Wednesday, 27 May 2009

  • Currently
    The Purpose DrivenĀ® Life: What on Earth Am I Here For? (Purpose DrivenĀ® Life, The)
    By Rick Warren
    see related

    Theories & Such

    I have a theory on relationships, specifically marriage relationships.  I have two theories, actually, but I'm not completely sure I'll get both covered in this post so I'm only promising one.  Better to set your expectations low and be pleasantly surprised than to set them high and have them dashed, right?

    So this is the theory.  There are two types of people in relationships, two ways of looking at the relationship.  For some of us the relationship is like a walk or a hike (or an arduous walk?) through the forest.  Sure, there's an endpoint in mind, but it's the journey that makes it worth the while.  Sometimes you get off the path a little bit, but you find your way back and you realize you discovered something amazing during your little side trip.  It's all about the experience, the time spent together.  And should you happen to make it to the destination, you turn around together and head back the way you came, or maybe not so much, eager to do it all again soon.
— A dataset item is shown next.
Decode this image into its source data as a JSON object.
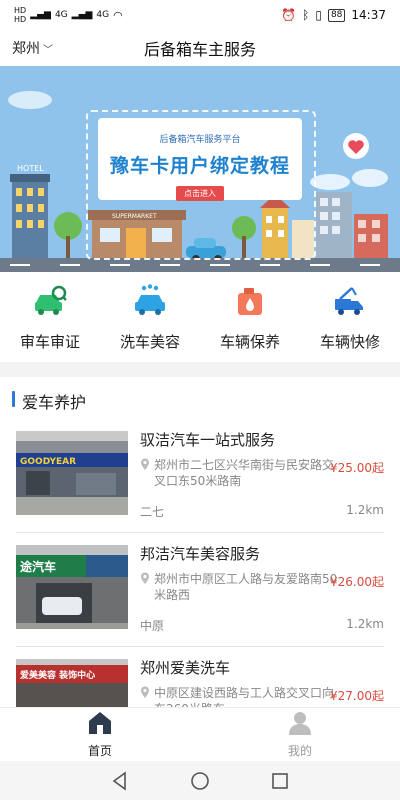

    For others, relationships are like a trip to the moon.  Any little deviation from the flight plan spells eminent danger for the entire mission, and the whole thing is fraught with peril.  (Maybe it's just that I liked typing in the phrase "fraught with peril.")  The endpoint is the goal, and once you get there, the only thing to do is plant your little flag and come back.  You've made it, but now what?

    So guess which way I look at relationships, and which way Smiddy sees them.  Oh, but it's lovely.

    And since I do have time, here's my other analogy:  Life is a road.  It's not usually a well-maintained road; instead it has pits and funny little bumps and big cracks.  If you've got a good set of shocks, then you can sort of coast over the smallest of these bumps without really feeling anything; however, lose the shocks, and everything feels like imminent disaster.  So the question is, how does one go about getting themselves a set of shocks for the road of life?  Is it possible?